Laurence Totelin Lecturer in Ancient History at the University of Cardiff. Research interests: breastfeeding, history of gynaecology, feminism.

Miranda Waggoner is an Assistant Professor of Sociology at Florida State University. Research interests: medicine, public health, reproductive risk

Jamie Wagman Assistant Professor of Gender and Women’s Studies and History at Saint Mary’s College. Research interests: contraception history, visual culture, U.S. 20th century history.

Erin Weinberg Sessional Instructor at the University of Alberta. She is currently working on a new monograph project on women pausing before pregnancy in Shakespeare’s comedies.

Rachel Williamson is a Ph.D. candidate in Cultural Studies at the University of Canterbury in New Zealand. Her research looks at 21st century popular culture texts by mothers, which explore maternal subjectivity and experience.

Aimee Wilson  Assistant Professor of English, University of Kansas. Research interests:  Birth Control, reproductive rights, 20th century literature.

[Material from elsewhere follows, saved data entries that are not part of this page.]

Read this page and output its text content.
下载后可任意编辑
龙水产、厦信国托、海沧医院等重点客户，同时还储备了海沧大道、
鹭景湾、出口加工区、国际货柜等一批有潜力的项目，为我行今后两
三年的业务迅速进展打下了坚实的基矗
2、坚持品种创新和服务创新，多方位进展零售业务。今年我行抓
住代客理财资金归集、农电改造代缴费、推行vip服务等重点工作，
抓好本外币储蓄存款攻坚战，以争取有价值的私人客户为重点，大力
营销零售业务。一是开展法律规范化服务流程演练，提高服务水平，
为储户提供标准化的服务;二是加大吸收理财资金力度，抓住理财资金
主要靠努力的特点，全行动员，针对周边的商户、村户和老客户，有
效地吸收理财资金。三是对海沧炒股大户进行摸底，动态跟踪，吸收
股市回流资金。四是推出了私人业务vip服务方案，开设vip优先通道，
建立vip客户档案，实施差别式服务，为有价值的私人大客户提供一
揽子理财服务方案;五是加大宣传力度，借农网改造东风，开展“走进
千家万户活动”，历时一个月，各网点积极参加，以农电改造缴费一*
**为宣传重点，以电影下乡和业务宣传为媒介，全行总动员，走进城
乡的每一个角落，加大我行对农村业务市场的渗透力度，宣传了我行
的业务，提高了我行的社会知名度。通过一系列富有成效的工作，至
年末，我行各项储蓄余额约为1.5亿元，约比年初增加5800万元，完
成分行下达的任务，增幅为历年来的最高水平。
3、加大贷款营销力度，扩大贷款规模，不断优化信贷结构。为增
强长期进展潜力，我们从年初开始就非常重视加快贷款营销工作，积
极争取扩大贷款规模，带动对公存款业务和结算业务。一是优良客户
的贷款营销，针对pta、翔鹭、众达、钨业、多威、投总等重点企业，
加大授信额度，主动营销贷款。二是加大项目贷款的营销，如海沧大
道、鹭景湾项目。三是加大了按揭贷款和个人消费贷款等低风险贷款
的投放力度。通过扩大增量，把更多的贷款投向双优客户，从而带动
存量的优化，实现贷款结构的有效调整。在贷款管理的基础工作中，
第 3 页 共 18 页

Amber Winick is a writer, design historian, and recipient of two Fulbright Awards. She received her MA from the Bard Graduate Center. She lectures frequently on design, people, and the politics of things.

Amanda Zoch is a Ph.D. candidate in English at Indiana University, Bloomington. She is an American Association of University Women Dissertation Fellow for 2017-2018.